A medida foi tomada após a chegada de dezenas de corpos — a maioria levada por moradores da própria comunidade — ao longo da madrugada. O balanço inicial divulgado pela Polícia Militar registrava 64 mortos, mas, segundo a Defensoria Pública do Rio de Janeiro, o número já chega a 132, incluindo quatro agentes de segurança.
Atendimento emergencial e perícia exclusiva
O reconhecimento dos corpos ocorre em um anexo do prédio do Detran, ao lado do IML, onde familiares aguardam desde as primeiras horas da manhã. O acesso ao edifício principal foi restringido a peritos, policiais civis e promotores do Ministério Público (MPRJ), que acompanharão os exames e a coleta de material genético.
De acordo com a Polícia Civil, foi montada uma força-tarefa para acelerar a identificação das vítimas e cruzar os dados com registros de desaparecidos. Casos que não tenham relação com a operação foram transferidos para o IML de Niterói, na Região Metropolitana.
O MPRJ confirmou que o IML do Centro fará perícia independente a pedido do órgão, que também abriu procedimento para apurar as circunstâncias das mortes e possíveis execuções extrajudiciais.
Corpos levados por moradores e caos na Penha
Durante a madrugada, a Praça São Lucas, na Estrada José Rucas, se transformou em ponto de encontro de familiares e ativistas. Moradores relataram que pelo menos 64 corpos foram retirados de áreas de mata e levados em carros e caminhonetes particulares até o local — muitos cobertos por lençóis ou lonas plásticas.
As imagens chocantes circularam nas redes sociais e provocaram reação imediata de entidades civis. A Anistia Internacional Brasil afirmou em nota que “a dimensão da tragédia exige investigação urgente e independente, pois há fortes indícios de execuções e ocultação de corpos”.
Defensoria e DPU criticam violência de Estado
A Defensoria Pública da União (DPU) e a Defensoria do Rio de Janeiro divulgaram notas conjuntas criticando duramente a operação, batizada de “Operação Contenção”.

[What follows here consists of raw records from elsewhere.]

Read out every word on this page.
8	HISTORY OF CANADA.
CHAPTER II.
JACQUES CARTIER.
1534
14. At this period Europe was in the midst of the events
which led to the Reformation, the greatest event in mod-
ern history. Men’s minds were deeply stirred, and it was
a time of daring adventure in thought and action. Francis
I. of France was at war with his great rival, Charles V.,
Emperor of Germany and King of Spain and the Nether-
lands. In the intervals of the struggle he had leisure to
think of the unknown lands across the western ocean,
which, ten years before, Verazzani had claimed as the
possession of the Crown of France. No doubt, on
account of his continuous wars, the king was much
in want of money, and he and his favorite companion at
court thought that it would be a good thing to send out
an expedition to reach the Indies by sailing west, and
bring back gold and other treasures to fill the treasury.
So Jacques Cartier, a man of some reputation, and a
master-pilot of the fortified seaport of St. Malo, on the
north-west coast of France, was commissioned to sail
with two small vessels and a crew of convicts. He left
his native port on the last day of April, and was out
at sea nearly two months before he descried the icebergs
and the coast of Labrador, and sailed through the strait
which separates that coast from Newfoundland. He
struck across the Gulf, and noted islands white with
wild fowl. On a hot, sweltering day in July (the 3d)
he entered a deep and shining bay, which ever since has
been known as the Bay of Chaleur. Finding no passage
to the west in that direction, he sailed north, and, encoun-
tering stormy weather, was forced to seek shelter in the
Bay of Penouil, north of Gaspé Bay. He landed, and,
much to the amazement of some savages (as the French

“Ações estatais de segurança pública não podem resultar em execuções sumárias, desaparecimentos ou violações de direitos humanos, sobretudo em comunidades historicamente marcadas por desigualdade e exclusão institucional”, afirmou a DPU.
As instituições lembraram que o Supremo Tribunal Federal (STF) já determinou a adoção de medidas para reduzir a letalidade policial no Rio, homologando parcialmente o plano estadual de segurança apresentado pelo próprio governo fluminense em abril de 2025.
“O combate ao crime deve ocorrer dentro dos limites da legalidade. O Estado não pode agir como o criminoso que diz combater”, completou o texto.
Cláudio Castro admite excesso, mas mantém discurso de guerra
O governador Cláudio Castro (PL) reconheceu que a operação pode ter “extrapolado os limites legais”, mas defendeu o caráter militar da ação.
“Tem muito pouco a ver com segurança pública. Esta é uma operação de defesa. Estamos em uma guerra que o Estado não deveria enfrentar sozinho. Talvez seja o caso de apoio das Forças Armadas”, declarou Castro em entrevista.
A fala reforçou o discurso de guerra interna que tem marcado a gestão do governador, criticada por transformar comunidades pobres em zonas de confronto contínuo, ignorando decisões do STF que limitam operações letais em áreas densamente povoadas.
Analistas e entidades de direitos humanos afirmam que a retórica de Castro legitima a violência institucional e “naturaliza a barbárie”, ao tratar cidadãos de favelas como inimigos em um campo de batalha.
Operação Contenção: 2.500 agentes e 93 fuzis apreendidos
Segundo a Polícia Civil, a megaoperação envolveu 2.500 agentes e resultou na apreensão de 93 fuzis, 200 kg de drogas e na prisão de 81 pessoas, entre elas Thiago do Nascimento Mendes, o Belão, apontado como operador financeiro do Comando Vermelho.
O principal alvo, Edgar Alves de Andrade, o Doca, considerado chefe da facção nos complexos da Penha e do Alemão, segue foragido.
Apesar do aparato inédito, o saldo da ação é trágico e reforça a contradição das políticas de segurança baseadas no confronto: alta letalidade e baixo resultado prático.
Ecos do Carandiru e a repetição da tragédia
Mais de 30 anos após o massacre do Carandiru, o Brasil assiste à repetição do mesmo padrão de violência estatal — agora nas ruas e vielas de uma das maiores metrópoles do país.
Enquanto o governo do Rio tenta enquadrar a operação como “vitória sobre o crime”, o saldo real é o maior número de mortos em uma ação policial na história do Brasil.
A tragédia reacende uma pergunta antiga, que segue sem resposta:
quantos corpos mais o Estado precisará empilhar até entender que segurança pública não se constrói com sangue?